Après avoir été placé au Centre de rétention à la même date, Monsieur … fut éloigné vers la Tunisie en date du 9 avril 2017 et signalé dans le SIS en date du 13 avril 2017.

Il ressort d’un rapport de la police grand-ducale, Région Sud-Ouest, Commissariat C2R Belvaux, du 29 juillet 2020, portant la référence …, que Monsieur … fit l’objet d’un contrôle d’identité, alors qu’il se trouvait à bord d’une voiture dans laquelle furent retrouvés un fusil à pompe scié, un étui à cartouche vide, une bombe lacrymogène CS et deux cartes bancaires volées. Il ressort encore du même rapport que lors dudit contrôle, Monsieur … déclara s’appeler … et refusa de communiquer sa véritable identité aux agents de police.

Par arrêté du 29 juillet 2020, notifié à l’intéressé le jour-même, le ministre constata le séjour irrégulier de Monsieur … et lui enjoignit de quitter le territoire sans délai à destination du pays dont il a la nationalité ou du pays qui lui aura délivré un document de voyage en cours de validité ou dans lequel il est autorisé à séjourner, tout en lui interdisant l’entrée sur le territoire pour une durée de cinq ans.

Par arrêté séparé du même jour, le ministre prit un arrêté de placement au Centre de rétention pour une durée d’un mois à partir de la notification de la décision en question à l’encontre de Monsieur ….
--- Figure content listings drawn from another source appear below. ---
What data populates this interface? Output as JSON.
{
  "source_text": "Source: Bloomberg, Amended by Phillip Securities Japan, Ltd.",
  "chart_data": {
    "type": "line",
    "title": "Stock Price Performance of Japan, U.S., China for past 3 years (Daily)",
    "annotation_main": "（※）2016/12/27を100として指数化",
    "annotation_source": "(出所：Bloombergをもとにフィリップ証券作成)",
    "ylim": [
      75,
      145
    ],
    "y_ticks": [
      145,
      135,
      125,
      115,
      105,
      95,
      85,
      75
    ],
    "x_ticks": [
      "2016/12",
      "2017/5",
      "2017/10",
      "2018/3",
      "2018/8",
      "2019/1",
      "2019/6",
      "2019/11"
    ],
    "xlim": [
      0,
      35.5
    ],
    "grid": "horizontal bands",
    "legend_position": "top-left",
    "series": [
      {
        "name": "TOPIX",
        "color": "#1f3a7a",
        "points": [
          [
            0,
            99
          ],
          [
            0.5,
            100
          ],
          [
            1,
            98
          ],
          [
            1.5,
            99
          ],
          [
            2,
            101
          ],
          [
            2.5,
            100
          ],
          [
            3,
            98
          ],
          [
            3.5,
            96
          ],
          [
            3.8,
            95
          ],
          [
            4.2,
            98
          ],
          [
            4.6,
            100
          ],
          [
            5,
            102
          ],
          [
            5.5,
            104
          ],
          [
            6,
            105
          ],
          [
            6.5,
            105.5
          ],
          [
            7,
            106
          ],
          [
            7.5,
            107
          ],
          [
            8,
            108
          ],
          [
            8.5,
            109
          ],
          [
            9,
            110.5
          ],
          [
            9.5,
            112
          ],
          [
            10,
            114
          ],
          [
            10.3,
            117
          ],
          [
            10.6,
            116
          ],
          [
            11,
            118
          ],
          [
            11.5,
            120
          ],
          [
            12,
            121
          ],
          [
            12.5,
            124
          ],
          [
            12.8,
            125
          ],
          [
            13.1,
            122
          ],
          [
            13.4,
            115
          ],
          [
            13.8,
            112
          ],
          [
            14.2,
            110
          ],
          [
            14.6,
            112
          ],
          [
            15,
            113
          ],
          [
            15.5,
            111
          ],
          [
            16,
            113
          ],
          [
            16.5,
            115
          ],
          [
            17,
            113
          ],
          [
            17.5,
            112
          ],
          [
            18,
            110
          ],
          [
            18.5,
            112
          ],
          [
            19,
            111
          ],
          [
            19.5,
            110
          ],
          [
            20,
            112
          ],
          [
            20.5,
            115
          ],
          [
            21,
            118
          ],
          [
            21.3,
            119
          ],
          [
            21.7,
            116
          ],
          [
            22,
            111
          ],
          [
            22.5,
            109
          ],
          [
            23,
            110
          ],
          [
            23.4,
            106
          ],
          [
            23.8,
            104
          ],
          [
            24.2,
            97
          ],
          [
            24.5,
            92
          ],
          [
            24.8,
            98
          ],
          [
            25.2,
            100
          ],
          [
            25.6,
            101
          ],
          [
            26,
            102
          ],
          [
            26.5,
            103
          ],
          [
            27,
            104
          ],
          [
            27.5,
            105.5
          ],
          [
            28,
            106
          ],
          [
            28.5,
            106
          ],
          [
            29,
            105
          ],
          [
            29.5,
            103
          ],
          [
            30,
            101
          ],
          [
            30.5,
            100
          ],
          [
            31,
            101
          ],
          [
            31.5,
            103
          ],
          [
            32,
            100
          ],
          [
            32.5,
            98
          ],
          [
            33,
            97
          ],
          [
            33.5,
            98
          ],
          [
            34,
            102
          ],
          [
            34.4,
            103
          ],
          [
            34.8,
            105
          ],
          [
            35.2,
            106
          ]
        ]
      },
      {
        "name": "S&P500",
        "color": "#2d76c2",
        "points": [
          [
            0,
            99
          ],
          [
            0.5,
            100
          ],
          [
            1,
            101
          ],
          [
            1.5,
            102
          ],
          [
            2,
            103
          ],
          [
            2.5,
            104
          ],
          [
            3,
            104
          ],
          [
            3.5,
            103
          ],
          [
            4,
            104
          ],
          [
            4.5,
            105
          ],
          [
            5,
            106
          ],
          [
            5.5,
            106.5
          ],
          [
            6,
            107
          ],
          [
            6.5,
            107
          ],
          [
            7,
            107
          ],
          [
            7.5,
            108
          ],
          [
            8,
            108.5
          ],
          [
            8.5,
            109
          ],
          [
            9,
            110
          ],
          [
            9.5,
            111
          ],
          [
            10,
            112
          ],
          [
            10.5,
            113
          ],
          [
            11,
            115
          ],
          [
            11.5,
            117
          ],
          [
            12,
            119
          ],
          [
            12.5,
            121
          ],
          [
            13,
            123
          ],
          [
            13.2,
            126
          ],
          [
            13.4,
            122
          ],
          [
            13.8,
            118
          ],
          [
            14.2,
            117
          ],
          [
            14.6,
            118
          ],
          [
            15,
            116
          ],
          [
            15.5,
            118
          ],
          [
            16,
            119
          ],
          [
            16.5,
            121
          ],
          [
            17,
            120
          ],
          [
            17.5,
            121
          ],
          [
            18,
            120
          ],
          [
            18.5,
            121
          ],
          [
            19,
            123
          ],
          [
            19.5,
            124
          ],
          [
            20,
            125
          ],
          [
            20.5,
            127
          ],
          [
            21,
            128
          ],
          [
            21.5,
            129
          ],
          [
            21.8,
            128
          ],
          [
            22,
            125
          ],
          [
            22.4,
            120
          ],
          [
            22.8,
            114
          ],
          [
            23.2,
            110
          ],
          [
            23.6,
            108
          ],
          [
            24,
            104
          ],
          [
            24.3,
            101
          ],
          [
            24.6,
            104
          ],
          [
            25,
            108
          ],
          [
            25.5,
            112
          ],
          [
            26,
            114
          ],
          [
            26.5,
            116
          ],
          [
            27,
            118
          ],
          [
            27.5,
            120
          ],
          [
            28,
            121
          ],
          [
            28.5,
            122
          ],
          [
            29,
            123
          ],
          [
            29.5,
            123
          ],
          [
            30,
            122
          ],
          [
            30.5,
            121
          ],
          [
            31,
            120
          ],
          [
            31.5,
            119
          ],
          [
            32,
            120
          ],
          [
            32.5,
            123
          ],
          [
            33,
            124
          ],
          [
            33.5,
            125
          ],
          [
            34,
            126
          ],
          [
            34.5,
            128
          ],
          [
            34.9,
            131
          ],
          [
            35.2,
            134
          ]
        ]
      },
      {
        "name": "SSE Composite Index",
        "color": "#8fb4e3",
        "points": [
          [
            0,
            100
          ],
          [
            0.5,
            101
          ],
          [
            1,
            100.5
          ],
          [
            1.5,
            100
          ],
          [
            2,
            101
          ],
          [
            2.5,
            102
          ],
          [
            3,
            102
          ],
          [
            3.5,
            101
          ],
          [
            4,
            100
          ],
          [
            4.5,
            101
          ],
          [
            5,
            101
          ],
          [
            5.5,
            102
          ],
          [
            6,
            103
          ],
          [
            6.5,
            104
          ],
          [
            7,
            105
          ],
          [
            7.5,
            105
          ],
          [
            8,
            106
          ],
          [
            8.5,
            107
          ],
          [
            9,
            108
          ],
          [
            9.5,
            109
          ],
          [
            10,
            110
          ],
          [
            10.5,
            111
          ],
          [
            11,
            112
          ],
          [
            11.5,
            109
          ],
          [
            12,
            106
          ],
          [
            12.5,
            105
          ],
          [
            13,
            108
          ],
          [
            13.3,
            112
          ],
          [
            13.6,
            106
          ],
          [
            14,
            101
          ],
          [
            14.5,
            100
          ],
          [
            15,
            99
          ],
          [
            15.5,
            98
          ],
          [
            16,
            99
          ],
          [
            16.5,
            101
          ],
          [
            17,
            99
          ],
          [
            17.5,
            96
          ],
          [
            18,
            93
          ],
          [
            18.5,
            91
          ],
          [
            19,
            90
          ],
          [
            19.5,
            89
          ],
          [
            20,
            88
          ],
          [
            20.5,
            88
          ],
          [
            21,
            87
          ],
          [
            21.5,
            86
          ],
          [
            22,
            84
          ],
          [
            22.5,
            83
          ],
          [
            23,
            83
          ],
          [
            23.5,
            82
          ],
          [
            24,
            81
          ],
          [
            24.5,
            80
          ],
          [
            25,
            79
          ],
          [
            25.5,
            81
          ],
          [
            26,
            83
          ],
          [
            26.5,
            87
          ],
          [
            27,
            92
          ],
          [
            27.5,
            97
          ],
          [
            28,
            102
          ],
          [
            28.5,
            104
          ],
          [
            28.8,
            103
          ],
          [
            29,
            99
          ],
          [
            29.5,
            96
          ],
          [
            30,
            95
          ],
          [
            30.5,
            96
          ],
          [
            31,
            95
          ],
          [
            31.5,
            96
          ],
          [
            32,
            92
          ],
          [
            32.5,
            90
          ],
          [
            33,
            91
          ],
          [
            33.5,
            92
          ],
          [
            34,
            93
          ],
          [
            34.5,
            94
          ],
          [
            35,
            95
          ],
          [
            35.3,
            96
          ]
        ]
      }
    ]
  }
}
Le 26 août 2020, le ministre prorogea une première fois la mesure de placement en rétention de Monsieur … pour une durée d’un mois à partir du 29 août 2020. Ledit arrêté ministériel fut notifié à l’intéressé le 28 août 2020.
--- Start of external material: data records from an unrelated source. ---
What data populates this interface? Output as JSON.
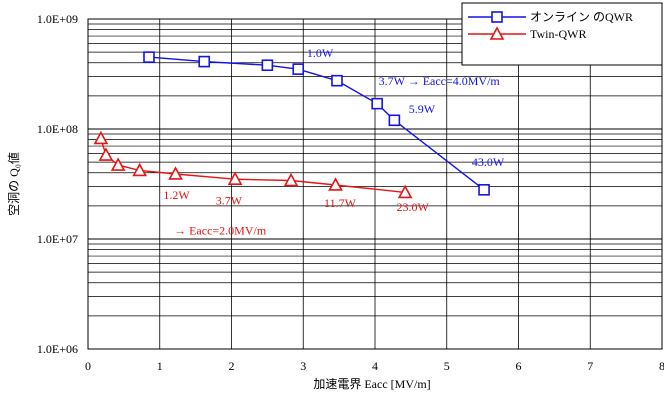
{
  "chart_data": {
    "type": "line",
    "xlabel": "加速電界 Eacc [MV/m]",
    "ylabel": "空洞の Q₀値",
    "y_scale": "log",
    "xlim": [
      0,
      8
    ],
    "ylim": [
      1000000,
      1000000000
    ],
    "grid": true,
    "legend_position": "top-right",
    "x_ticks": [
      "0",
      "1",
      "2",
      "3",
      "4",
      "5",
      "6",
      "7",
      "8"
    ],
    "y_ticks": [
      "1.0E+06",
      "1.0E+07",
      "1.0E+08",
      "1.0E+09"
    ],
    "series": [
      {
        "name": "オンライン のQWR",
        "color": "#1414e6",
        "marker": "square",
        "x": [
          0.85,
          1.62,
          2.5,
          2.93,
          3.47,
          4.03,
          4.27,
          5.52
        ],
        "y": [
          450000000,
          410000000,
          380000000,
          350000000,
          275000000,
          170000000,
          120000000,
          28000000
        ]
      },
      {
        "name": "Twin-QWR",
        "color": "#e61414",
        "marker": "triangle",
        "x": [
          0.18,
          0.25,
          0.42,
          0.72,
          1.22,
          2.05,
          2.83,
          3.45,
          4.42
        ],
        "y": [
          82000000,
          58000000,
          47000000,
          42000000,
          39000000,
          35000000,
          34000000,
          31000000,
          26500000
        ]
      }
    ],
    "annotations": [
      {
        "text": "1.0W",
        "color": "#1414e6",
        "x": 3.05,
        "y": 450000000
      },
      {
        "text": "3.7W → Eacc=4.0MV/m",
        "color": "#1414e6",
        "x": 4.05,
        "y": 250000000
      },
      {
        "text": "5.9W",
        "color": "#1414e6",
        "x": 4.47,
        "y": 140000000
      },
      {
        "text": "43.0W",
        "color": "#1414e6",
        "x": 5.35,
        "y": 46000000
      },
      {
        "text": "1.2W",
        "color": "#e61414",
        "x": 1.05,
        "y": 23000000
      },
      {
        "text": "3.7W",
        "color": "#e61414",
        "x": 1.78,
        "y": 20500000
      },
      {
        "text": "11.7W",
        "color": "#e61414",
        "x": 3.29,
        "y": 19500000
      },
      {
        "text": "23.0W",
        "color": "#e61414",
        "x": 4.3,
        "y": 18000000
      },
      {
        "text": "→ Eacc=2.0MV/m",
        "color": "#e61414",
        "x": 1.2,
        "y": 11000000
      }
    ]
  }
}
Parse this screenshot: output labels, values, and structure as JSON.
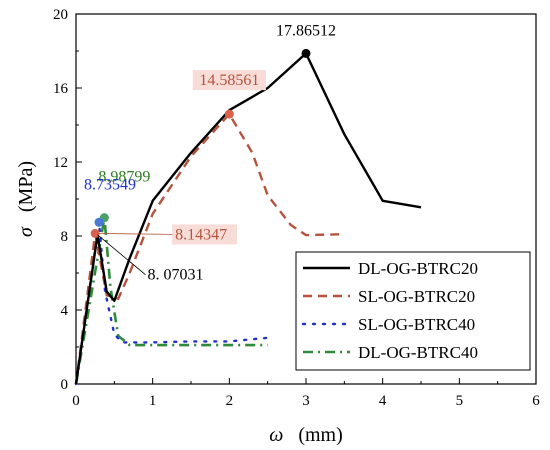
{
  "chart_data": {
    "type": "line",
    "title": "",
    "xlabel_symbol": "ω",
    "xlabel_unit": "(mm)",
    "ylabel_symbol": "σ",
    "ylabel_unit": "(MPa)",
    "xlim": [
      0,
      6
    ],
    "ylim": [
      0,
      20
    ],
    "xticks": [
      0,
      1,
      2,
      3,
      4,
      5,
      6
    ],
    "yticks": [
      0,
      4,
      8,
      12,
      16,
      20
    ],
    "grid": false,
    "legend_position": "bottom-right",
    "series": [
      {
        "name": "DL-OG-BTRC20",
        "color": "#000000",
        "dash": "solid",
        "points": [
          [
            0,
            0
          ],
          [
            0.28,
            8.07
          ],
          [
            0.4,
            5.0
          ],
          [
            0.5,
            4.5
          ],
          [
            0.7,
            6.8
          ],
          [
            1.0,
            9.9
          ],
          [
            1.5,
            12.5
          ],
          [
            2.0,
            14.8
          ],
          [
            2.5,
            16.0
          ],
          [
            3.0,
            17.87
          ],
          [
            3.5,
            13.5
          ],
          [
            4.0,
            9.9
          ],
          [
            4.5,
            9.55
          ]
        ]
      },
      {
        "name": "SL-OG-BTRC20",
        "color": "#b5533c",
        "dash": "dashed",
        "points": [
          [
            0,
            0
          ],
          [
            0.25,
            8.14
          ],
          [
            0.4,
            4.8
          ],
          [
            0.55,
            4.6
          ],
          [
            0.7,
            6.0
          ],
          [
            1.0,
            9.2
          ],
          [
            1.5,
            12.3
          ],
          [
            2.0,
            14.59
          ],
          [
            2.3,
            12.5
          ],
          [
            2.5,
            10.2
          ],
          [
            2.8,
            8.6
          ],
          [
            3.0,
            8.05
          ],
          [
            3.5,
            8.1
          ]
        ]
      },
      {
        "name": "SL-OG-BTRC40",
        "color": "#2233cc",
        "dash": "dotted",
        "points": [
          [
            0,
            0
          ],
          [
            0.3,
            8.74
          ],
          [
            0.38,
            5.0
          ],
          [
            0.5,
            2.7
          ],
          [
            0.6,
            2.25
          ],
          [
            1.0,
            2.25
          ],
          [
            1.5,
            2.3
          ],
          [
            2.0,
            2.3
          ],
          [
            2.5,
            2.5
          ]
        ]
      },
      {
        "name": "DL-OG-BTRC40",
        "color": "#2e8b3a",
        "dash": "dashdot",
        "points": [
          [
            0,
            0
          ],
          [
            0.37,
            8.99
          ],
          [
            0.45,
            5.2
          ],
          [
            0.55,
            2.6
          ],
          [
            0.7,
            2.1
          ],
          [
            1.0,
            2.1
          ],
          [
            1.5,
            2.1
          ],
          [
            2.0,
            2.1
          ],
          [
            2.5,
            2.1
          ]
        ]
      }
    ],
    "annotations": [
      {
        "text": "17.86512",
        "x": 3.0,
        "y": 17.87,
        "color": "#000000",
        "marker": "#000000",
        "bg": ""
      },
      {
        "text": "14.58561",
        "x": 2.0,
        "y": 14.59,
        "color": "#b5533c",
        "marker": "#d9604a",
        "bg": "#f7dcd7"
      },
      {
        "text": "8.98799",
        "x": 0.37,
        "y": 8.99,
        "color": "#2e7d22",
        "marker": "#4aa068",
        "bg": ""
      },
      {
        "text": "8.73549",
        "x": 0.3,
        "y": 8.74,
        "color": "#2233cc",
        "marker": "#4a78d6",
        "bg": ""
      },
      {
        "text": "8.14347",
        "x": 0.25,
        "y": 8.14,
        "color": "#b5533c",
        "marker": "#d9604a",
        "bg": "#f7dcd7"
      },
      {
        "text": "8. 07031",
        "x": 0.28,
        "y": 8.07,
        "color": "#000000",
        "marker": "",
        "bg": ""
      }
    ]
  }
}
Par arrêté du 25 septembre 2020, notifié le 28 septembre 2020 à Monsieur …, le ministre prorogea la mesure de placement pour une nouvelle durée d’un mois.

Par jugement du 21 octobre 2020, inscrit sous le numéro 45089 du rôle, le tribunal rejeta le recours contentieux introduit par Monsieur … en date du 14 octobre 2020 contre l’arrêté du 25 septembre 2020, prémentionné, pour ne pas être fondé.
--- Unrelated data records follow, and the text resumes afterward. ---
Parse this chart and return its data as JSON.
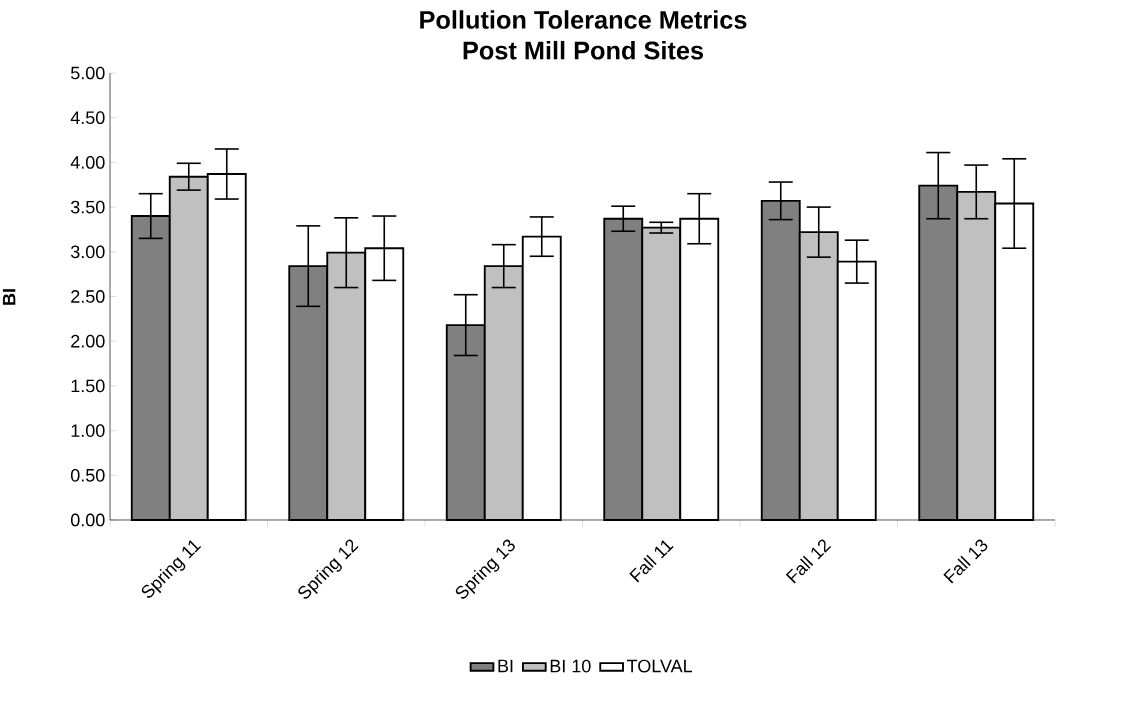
{
  "chart_data": {
    "type": "bar",
    "title": "Pollution Tolerance Metrics\nPost Mill Pond Sites",
    "ylabel": "BI",
    "categories": [
      "Spring 11",
      "Spring 12",
      "Spring 13",
      "Fall 11",
      "Fall 12",
      "Fall 13"
    ],
    "series": [
      {
        "name": "BI",
        "color": "#808080",
        "values": [
          3.4,
          2.84,
          2.18,
          3.37,
          3.57,
          3.74
        ],
        "errors": [
          0.25,
          0.45,
          0.34,
          0.14,
          0.21,
          0.37
        ]
      },
      {
        "name": "BI 10",
        "color": "#c0c0c0",
        "values": [
          3.84,
          2.99,
          2.84,
          3.27,
          3.22,
          3.67
        ],
        "errors": [
          0.15,
          0.39,
          0.24,
          0.06,
          0.28,
          0.3
        ]
      },
      {
        "name": "TOLVAL",
        "color": "#ffffff",
        "values": [
          3.87,
          3.04,
          3.17,
          3.37,
          2.89,
          3.54
        ],
        "errors": [
          0.28,
          0.36,
          0.22,
          0.28,
          0.24,
          0.5
        ]
      }
    ],
    "ylim": [
      0,
      5
    ],
    "yticks": [
      {
        "value": 0,
        "label": "0.00"
      },
      {
        "value": 0.5,
        "label": "0.50"
      },
      {
        "value": 1,
        "label": "1.00"
      },
      {
        "value": 1.5,
        "label": "1.50"
      },
      {
        "value": 2,
        "label": "2.00"
      },
      {
        "value": 2.5,
        "label": "2.50"
      },
      {
        "value": 3,
        "label": "3.00"
      },
      {
        "value": 3.5,
        "label": "3.50"
      },
      {
        "value": 4,
        "label": "4.00"
      },
      {
        "value": 4.5,
        "label": "4.50"
      },
      {
        "value": 5,
        "label": "5.00"
      }
    ],
    "legend": "bottom",
    "grid": false
  }
}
Monsieur … fut finalement libéré du Centre de rétention le 22 octobre 2020.

Il se dégage d’un rapport de la police grand-ducale, Région Capitale, Commissariat Luxembourg Groupe-Gare, du 30 novembre 2020, portant la référence …, qu’un dénommé … fit l’objet d’un contrôle d’identité effectué par des agents de la douane, alors qu’il se trouvait sans masque de protection dans l’enceinte de la gare de Luxembourg. Il s’avéra à cette occasion que le dénommé … était dépourvu de tout document d’identité valable.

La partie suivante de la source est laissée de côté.